Sasha Levin <sashal@xxxxxxxxxx> · Thu, 17 Sep 2020 22:00:30 -0400

From: Paul Mackerras <paulus@xxxxxxxxxx>

[ Upstream commit 11362b1befeadaae4d159a8cddcdaf6b8afe08f9 ]

There is a potential race condition between hypervisor page faults
and flushing a memslot.  It is possible for a page fault to read the
memslot before a memslot is updated and then write a PTE to the
partition-scoped page tables after kvmppc_radix_flush_memslot has
completed.  (Note that this race has never been explicitly observed.)

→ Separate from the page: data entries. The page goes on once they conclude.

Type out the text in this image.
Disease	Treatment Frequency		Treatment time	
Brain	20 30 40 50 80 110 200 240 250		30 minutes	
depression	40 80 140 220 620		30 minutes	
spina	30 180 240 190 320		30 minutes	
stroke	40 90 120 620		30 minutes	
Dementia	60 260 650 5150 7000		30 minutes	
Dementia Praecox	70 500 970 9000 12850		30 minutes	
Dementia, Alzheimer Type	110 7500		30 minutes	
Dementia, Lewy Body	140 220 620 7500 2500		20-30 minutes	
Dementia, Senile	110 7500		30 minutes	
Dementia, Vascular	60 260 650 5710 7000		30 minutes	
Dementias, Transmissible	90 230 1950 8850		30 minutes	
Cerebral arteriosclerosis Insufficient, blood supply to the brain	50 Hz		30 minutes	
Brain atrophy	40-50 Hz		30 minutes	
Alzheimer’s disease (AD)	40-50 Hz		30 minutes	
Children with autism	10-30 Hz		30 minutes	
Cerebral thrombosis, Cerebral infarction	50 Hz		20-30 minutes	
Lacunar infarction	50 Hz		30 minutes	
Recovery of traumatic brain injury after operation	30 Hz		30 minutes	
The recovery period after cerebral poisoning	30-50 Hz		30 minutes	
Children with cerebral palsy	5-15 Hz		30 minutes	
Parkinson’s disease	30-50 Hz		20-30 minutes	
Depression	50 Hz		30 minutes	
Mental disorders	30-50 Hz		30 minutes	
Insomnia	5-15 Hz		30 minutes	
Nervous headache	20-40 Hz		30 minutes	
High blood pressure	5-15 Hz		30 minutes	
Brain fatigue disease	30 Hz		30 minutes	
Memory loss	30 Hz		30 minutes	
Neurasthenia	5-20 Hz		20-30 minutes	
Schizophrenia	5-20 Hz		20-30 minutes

To close this race, it is sufficient to increment the MMU sequence
number while the kvm->mmu_lock is held.  That will cause
mmu_notifier_retry() to return true, and the page fault will then
return to the guest without inserting a PTE.

Signed-off-by: Paul Mackerras <paulus@xxxxxxxxxx>
Signed-off-by: Sasha Levin <sashal@xxxxxxxxxx>
---
 arch/powerpc/kvm/book3s_64_mmu_radix.c | 5 +++++
 1 file changed, 5 insertions(+)

diff --git a/arch/powerpc/kvm/book3s_64_mmu_radix.c b/arch/powerpc/kvm/book3s_64_mmu_radix.c
index da8375437d161..9d73448354698 100644
--- a/arch/powerpc/kvm/book3s_64_mmu_radix.c
+++ b/arch/powerpc/kvm/book3s_64_mmu_radix.c
@@ -1104,6 +1104,11 @@ void kvmppc_radix_flush_memslot(struct kvm *kvm,
 					 kvm->arch.lpid);
 		gpa += PAGE_SIZE;
 	}
+	/*
+	 * Increase the mmu notifier sequence number to prevent any page
+	 * fault that read the memslot earlier from writing a PTE.
+	 */
+	kvm->mmu_notifier_seq++;
 	spin_unlock(&kvm->mmu_lock);
 }
 
-- 
2.25.1